CBSO Centre, Birmingham UK
This concert was the culmination of trumpeter/double bassist Percy Pursglove‘s year as a Jazzlines Fellow.
Percy could quite easily have put together an entertaining and rewarding concert by simply calling a few musical mates (he has enough of them), writing a few heads and having a blow. He wanted to include voices? Well, he could have written some wordless vocal parts, scored them like horns and had them as a kind of occasional backdrop to the band. He wanted to include words? Well, he could have taken some poems that had a convenient song metre, simple, short, clear words, and that would have done it.

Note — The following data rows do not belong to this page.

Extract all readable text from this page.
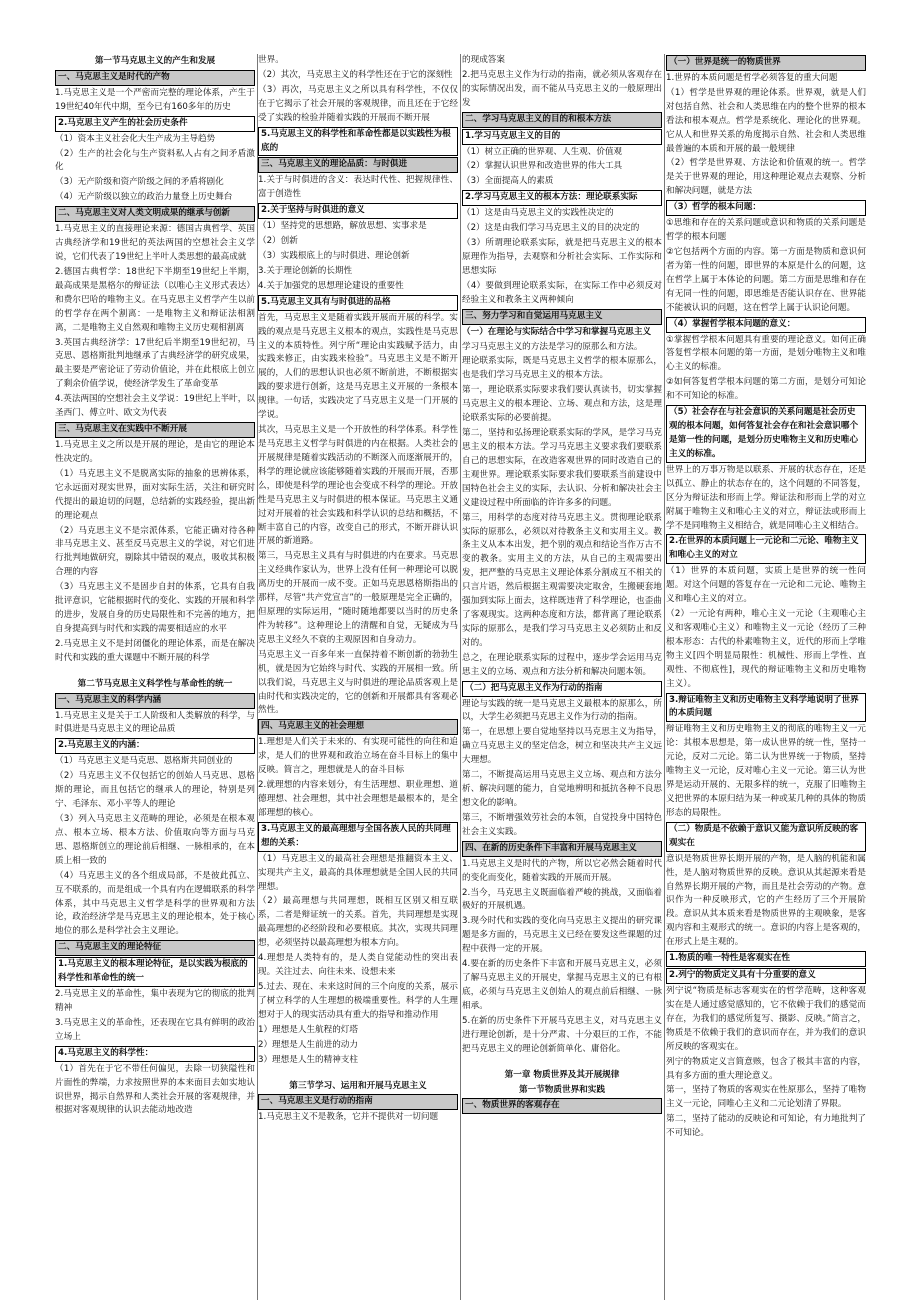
第一节马克思主义的产生和发展
一、马克思主义是时代的产物
1.马克思主义是一个严密而完整的理论体系，产生于19世纪40年代中期，至今已有160多年的历史
2.马克思主义产生的社会历史条件
（1）资本主义社会化大生产成为主导趋势
（2）生产的社会化与生产资料私人占有之间矛盾激化
（3）无产阶级和资产阶级之间的矛盾将剧化
（4）无产阶级以独立的政治力量登上历史舞台
二、马克思主义对人类文明成果的继承与创新
1.马克思主义的直接理论来源：德国古典哲学、英国古典经济学和19世纪的英法两国的空想社会主义学说，它们代表了19世纪上半叶人类思想的最高成就
2.德国古典哲学：18世纪下半期至19世纪上半期，最高成果是黑格尔的辩证法（以唯心主义形式表达）和费尔巴哈的唯物主义。在马克思主义哲学产生以前的哲学存在两个割离：一是唯物主义和辩证法相割离，二是唯物主义自然观和唯物主义历史观相割离
3.英国古典经济学：17世纪后半期至19世纪初，马克思、恩格斯批判地继承了古典经济学的研究成果，最主要是严密论证了劳动价值论，并在此根底上创立了剩余价值学说，使经济学发生了革命变革
4.英法两国的空想社会主义学说：19世纪上半叶，以圣西门、傅立叶、欧文为代表
三、马克思主义在实践中不断开展
1.马克思主义之所以是开展的理论，是由它的理论本性决定的。
（1）马克思主义不是脱离实际的抽象的思辨体系，它永远面对现实世界，面对实际生活，关注和研究时代提出的最迫切的问题，总结新的实践经验，提出新的理论观点
（2）马克思主义不是宗派体系，它能正确对待各种非马克思主义、甚至反马克思主义的学说，对它们进行批判地做研究，剔除其中错误的观点，吸收其积极合理的内容
（3）马克思主义不是固步自封的体系，它具有自我批评意识，它能根据时代的变化、实践的开展和科学的进步，发展自身的历史局限性和不完善的地方，把自身提高到与时代和实践的需要相适应的水平
2.马克思主义不是封闭僵化的理论体系，而是在解决时代和实践的重大课题中不断开展的科学
第二节马克思主义科学性与革命性的统一
一、马克思主义的科学内涵
1.马克思主义是关于工人阶级和人类解放的科学，与时俱进是马克思主义的理论品质
2.马克思主义的内涵：
（1）马克思主义是马克思、恩格斯共同创业的
（2）马克思主义不仅包括它的创始人马克思、恩格斯的理论，而且包括它的继承人的理论，特别是列宁、毛泽东、邓小平等人的理论
（3）列入马克思主义范畴的理论，必须是在根本观点、根本立场、根本方法、价值取向等方面与马克思、恩格斯创立的理论前后相继、一脉相承的，在本质上相一致的
（4）马克思主义的各个组成局部，不是彼此孤立、互不联系的，而是组成一个具有内在逻辑联系的科学体系，其中马克思主义哲学是科学的世界观和方法论，政治经济学是马克思主义的理论根本，处于核心地位的那么是科学社会主义理论。
二、马克思主义的理论特征
1.马克思主义的根本理论特征，是以实践为根底的科学性和革命性的统一
2.马克思主义的革命性，集中表现为它的彻底的批判精神
3.马克思主义的革命性，还表现在它具有鲜明的政治立场上
4.马克思主义的科学性：
（1）首先在于它不带任何偏见，去除一切狭隘性和片面性的弊端，力求按照世界的本来面目去如实地认识世界，揭示自然界和人类社会开展的客观规律，并根据对客观规律的认识去能动地改造
世界。
（2）其次，马克思主义的科学性还在于它的深刻性
（3）再次，马克思主义之所以具有科学性，不仅仅在于它揭示了社会开展的客观规律，而且还在于它经受了实践的检验并随着实践的开展而不断开展
5.马克思主义的科学性和革命性都是以实践性为根底的
三、马克思主义的理论品质：与时俱进
1.关于与时俱进的含义：表达时代性、把握规律性、富于创造性
2.关于坚持与时俱进的意义
（1）坚持党的思想路，解放思想、实事求是
（2）创新
（3）实践根底上的与时俱进、理论创新
3.关于理论创新的长期性
4.关于加强党的思想理论建设的重要性
5.马克思主义具有与时俱进的品格
首先，马克思主义是随着实践开展而开展的科学。实践的观点是马克思主义根本的观点，实践性是马克思主义的本质特性。列宁所“理论由实践赋予活力，由实践来修正，由实践来检验”。马克思主义是不断开展的，人们的思想认识也必须不断前进，不断根据实践的要求进行创新，这是马克思主义开展的一条根本规律。一句话，实践决定了马克思主义是一门开展的学说。
其次，马克思主义是一个开放性的科学体系。科学性是马克思主义哲学与时俱进的内在根据。人类社会的开展规律是随着实践活动的不断深入而逐渐展开的，科学的理论就应该能够随着实践的开展而开展，否那么，即使是科学的理论也会变成不科学的理论。开放性是马克思主义与时俱进的根本保证。马克思主义通过对开展着的社会实践和科学认识的总结和概括，不断丰富自己的内容，改变自己的形式，不断开辟认识开展的新道路。
第三，马克思主义具有与时俱进的内在要求。马克思主义经典作家认为，世界上没有任何一种理论可以脱离历史的开展而一成不变。正如马克思恩格斯指出的那样，尽管“共产党宣言”的一般原理是完全正确的，但原理的实际运用，“随时随地都要以当时的历史条件为转移”。这种理论上的清醒和自觉，无疑成为马克思主义经久不衰的主观原因和自身动力。
马克思主义一百多年来一直保持着不断创新的勃勃生机，就是因为它始终与时代、实践的开展相一致。所以我们说，马克思主义与时俱进的理论品质客观上是由时代和实践决定的，它的创新和开展都具有客观必然性。
四、马克思主义的社会理想
1.理想是人们关于未来的、有实现可能性的向往和追求，是人们的世界观和政治立场在奋斗目标上的集中反映。简言之，理想就是人的奋斗目标
2.就理想的内容来划分，有生活理想、职业理想、道德理想、社会理想，其中社会理想是最根本的，是全部理想的核心。
3.马克思主义的最高理想与全国各族人民的共同理想的关系：
（1）马克思主义的最高社会理想是推翻资本主义、实现共产主义，最高的具体理想就是全国人民的共同理想。
（2）最高理想与共同理想，既相互区别又相互联系，二者是辩证统一的关系。首先，共同理想是实现最高理想的必经阶段和必要根底。其次，实现共同理想，必须坚持以最高理想为根本方向。
4.理想是人类特有的，是人类自觉能动性的突出表现。关注过去、向往未来、设想未来
5.过去、现在、未来这时间的三个向度的关系，展示了树立科学的人生理想的极端重要性。科学的人生理想对于人的现实活动具有重大的指导和推动作用
1）理想是人生航程的灯塔
2）理想是人生前进的动力
3）理想是人生的精神支柱
第三节学习、运用和开展马克思主义
一、马克思主义是行动的指南
1.马克思主义不是教条，它并不提供对一切问题
的现成答案
2.把马克思主义作为行动的指南，就必须从客观存在的实际情况出发，而不能从马克思主义的一般原理出发
二、学习马克思主义的目的和根本方法
1.学习马克思主义的目的
（1）树立正确的世界观、人生观、价值观
（2）掌握认识世界和改造世界的伟大工具
（3）全面提高人的素质
2.学习马克思主义的根本方法：理论联系实际
（1）这是由马克思主义的实践性决定的
（2）这是由我们学习马克思主义的目的决定的
（3）所谓理论联系实际，就是把马克思主义的根本原理作为指导，去观察和分析社会实际、工作实际和思想实际
（4）要做到理论联系实际，在实际工作中必须反对经验主义和教条主义两种倾向
三、努力学习和自觉运用马克思主义
（一）在理论与实际结合中学习和掌握马克思主义
学习马克思主义的方法是学习的原那么和方法。
理论联系实际，既是马克思主义哲学的根本原那么，也是我们学习马克思主义的根本方法。
第一，理论联系实际要求我们要认真读书，切实掌握马克思主义的根本理论、立场、观点和方法，这是理论联系实际的必要前提。
第二，坚持和弘扬理论联系实际的学风，是学习马克思主义的根本方法。学习马克思主义要求我们要联系自己的思想实际，在改造客观世界的同时改造自己的主观世界。理论联系实际要求我们要联系当前建设中国特色社会主义的实际，去认识、分析和解决社会主义建设过程中所面临的许许多多的问题。
第三，用科学的态度对待马克思主义。贯彻理论联系实际的原那么，必须以对待教条主义和实用主义。教条主义从本本出发，把个别的观点和结论当作万古不变的教条。实用主义的方法，从自己的主观需要出发，把严整的马克思主义理论体系分割成互不相关的只言片语，然后根据主观需要决定取舍，生搬硬套地强加到实际上面去，这样既违背了科学理论，也歪曲了客观现实。这两种态度和方法，都背离了理论联系实际的原那么，是我们学习马克思主义必须防止和反对的。
总之，在理论联系实际的过程中，逐步学会运用马克思主义的立场、观点和方法分析和解决问题本领。
（二）把马克思主义作为行动的指南
理论与实践的统一是马克思主义最根本的原那么，所以，大学生必须把马克思主义作为行动的指南。
第一，在思想上要自觉地坚持以马克思主义为指导，确立马克思主义的坚定信念，树立和坚决共产主义远大理想。
第二，不断提高运用马克思主义立场、观点和方法分析、解决问题的能力，自觉地辨明和抵抗各种不良思想文化的影响。
第三，不断增强效劳社会的本领，自觉投身中国特色社会主义实践。
四、在新的历史条件下丰富和开展马克思主义
1.马克思主义是时代的产物，所以它必然会随着时代的变化而变化，随着实践的开展而开展。
2.当今，马克思主义既面临着严峻的挑战，又面临着极好的开展机遇。
3.现今时代和实践的变化向马克思主义提出的研究课题是多方面的，马克思主义已经在要发这些课题的过程中获得一定的开展。
4.要在新的历史条件下丰富和开展马克思主义，必须了解马克思主义的开展史，掌握马克思主义的已有根底，必须与马克思主义创始人的观点前后相继、一脉相承。
5.在新的历史条件下开展马克思主义，对马克思主义进行理论创新，是十分严肃、十分艰巨的工作，不能把马克思主义的理论创新简单化、庸俗化。
第一章 物质世界及其开展规律
第一节物质世界和实践
一、物质世界的客观存在
（一）世界是统一的物质世界
1.世界的本质问题是哲学必须答复的重大问题
（1）哲学是世界观的理论体系。世界观，就是人们对包括自然、社会和人类思维在内的整个世界的根本看法和根本观点。哲学是系统化、理论化的世界观。它从人和世界关系的角度揭示自然、社会和人类思维最普遍的本质和开展的最一般规律
（2）哲学是世界观、方法论和价值观的统一。哲学是关于世界观的理论，用这种理论观点去观察、分析和解决问题，就是方法
（3）哲学的根本问题：
①思维和存在的关系问题或意识和物质的关系问题是哲学的根本问题
②它包括两个方面的内容。第一方面是物质和意识何者为第一性的问题，即世界的本原是什么的问题，这在哲学上属于本体论的问题。第二方面是思维和存在有无同一性的问题，即思维是否能认识存在、世界能不能被认识的问题，这在哲学上属于认识论问题。
（4）掌握哲学根本问题的意义：
①掌握哲学根本问题具有重要的理论意义。如何正确答复哲学根本问题的第一方面，是划分唯物主义和唯心主义的标准。
②如何答复哲学根本问题的第二方面，是划分可知论和不可知论的标准。
（5）社会存在与社会意识的关系问题是社会历史观的根本问题，如何答复社会存在和社会意识哪个是第一性的问题，是划分历史唯物主义和历史唯心主义的标准。
世界上的万事万物是以联系、开展的状态存在，还是以孤立、静止的状态存在的，这个问题的不同答复，区分为辩证法和形而上学。辩证法和形而上学的对立附属于唯物主义和唯心主义的对立，辩证法或形而上学不是同唯物主义相结合，就是同唯心主义相结合。
2.在世界的本质问题上一元论和二元论、唯物主义和唯心主义的对立
（1）世界的本质问题，实质上是世界的统一性问题。对这个问题的答复存在一元论和二元论、唯物主义和唯心主义的对立。
（2）一元论有两种，唯心主义一元论（主观唯心主义和客观唯心主义）和唯物主义一元论（经历了三种根本形态：古代的朴素唯物主义，近代的形而上学唯物主义[四个明显局限性：机械性、形而上学性、直观性、不彻底性]，现代的辩证唯物主义和历史唯物主义）。
3.辩证唯物主义和历史唯物主义科学地说明了世界的本质问题
辩证唯物主义和历史唯物主义的彻底的唯物主义一元论：其根本思想是，第一成认世界的统一性，坚持一元论，反对二元论。第二认为世界统一于物质，坚持唯物主义一元论，反对唯心主义一元论。第三认为世界是运动开展的、无限多样的统一，克服了旧唯物主义把世界的本原归结为某一种或某几种的具体的物质形态的局限性。
（二）物质是不依赖于意识又能为意识所反映的客观实在
意识是物质世界长期开展的产物，是人脑的机能和属性，是人脑对物质世界的反映。意识从其起源来看是自然界长期开展的产物，而且是社会劳动的产物。意识作为一种反映形式，它的产生经历了三个开展阶段。意识从其本质来看是物质世界的主观映象，是客观内容和主观形式的统一。意识的内容上是客观的，在形式上是主观的。
1.物质的唯一特性是客观实在性
2.列宁的物质定义具有十分重要的意义
列宁说“物质是标志客观实在的哲学范畴，这种客观实在是人通过感觉感知的，它不依赖于我们的感觉而存在，为我们的感觉所复写、摄影、反映。”简言之，物质是不依赖于我们的意识而存在，并为我们的意识所反映的客观实在。
列宁的物质定义言简意赅，包含了极其丰富的内容，具有多方面的重大理论意义。
第一，坚持了物质的客观实在性原那么，坚持了唯物主义一元论，同唯心主义和二元论划清了界限。
第二，坚持了能动的反映论和可知论，有力地批判了不可知论。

We would all have had a lovely time, Jazzlines would have thought the professional mentorship had been worthwhile, the Jerwood Charitable Foundation would have considered their support justly rewarded, and we’d all have gone home smiling.
It’s what we could have expected.
Instead, what Percy gave us was a nearly continuous hour and a quarter-plus of some of the most ambitious, thoughtful, complex, risky, beautiful and thoroughly uplifting music I’ve heard in this building. I didn’t just go home smiling; I went home head buzzing, heart full and thrilled to have been a witness to this premiere performance.
Taking his texts from the diary of Anne Frank, interviews with Nelson Mandela and Charles Darwin, speeches from Aung San Suu Kyi and Malala Yousafzai and suchlike sources and turning them into coherent vocal music was going to be a challenge, and while some of it flowed more easily, it was all strongly conveyed by the eight-strong choir. The vocal music ranged from incantation to lyrical song, much of it rich with the harmony that I associate with 20th-century English church music. Percy has also declared himself a fan of Fauré’s Requiem.
Then there was the band. No conventional jazz ensemble this, it comprised Percy on trumpet, Julian Argüelles on tenor and soprano saxophones, Melinda Maxwell on oboe and cor anglais, James Allsopp on bass clarinet, Jim Rattigan on French horn and accordion, Helen Tunstall on harp, Hans Koller on piano, Michael Janisch on double bass and Paul Clarvis on percussion.
Percy fully exploited this wide range of timbre and texture, setting harp against accordion, or cor anglais with bass clarinet, or trumpet under voices. There were solo spaces – the lion’s share going to Argüelles whose characteristic rich, rising tenor figures fitted just perfectly at the centre of the ensemble – but mainly this was about interactive, group playing. And yet it never felt over-written – it never felt unlike jazz.
The choir was far from an accompaniment – their full integration with the band, both as a section and as soloists, was one of the richest rewards of the evening.
And then there were the details – Percy doing an extraordinary circular-breathing sound full of breath and bubbles and white noise underneath a massed vocal line: the result was uncomfortable, creepy, dangerous and very effective; the whole group making a rainstorm of finger clicks and claps; the swell of voices in the final Gallileo Galilei section; the brief Central American sound of full, fruity trumpet against accordion.
But most of all was the fact that, those church choral music analogies notwithstanding, at no time in the hour and a quarter that I spent spellbound on the edge of my seat did the thought “that reminds me of” go through me head. Somehow, with a myriad of wide-ranging influences no doubt in his head, Percy Pursglove had created a completely whole musical world all of his own. That is a rare achievement.
A couple of footnotes:
1 It would have made for an even more rewarding audience experience to have had the full texts in the programme, especially as having the band play in the round and acoustically (both ambitious innovations to be heartily applauded) meant that for most listeners the singers were facing away from them.
2 One of the frustrations of hearing something like this which was, in jazz terms, relatively ambitious, is that repeat performances are often neglected. This is something that Birmingham Contemporary Music Group set out to remedy – giving that hard to get second or third performance of a specially commissioned work – and if one upshot of the Jazzlines Fellowship scheme is more works like this (and wouldn’t that be wonderful?) then maybe it’s something they need to think about. In the meantime we can be encouraged by the sight of microphones around the hall last night.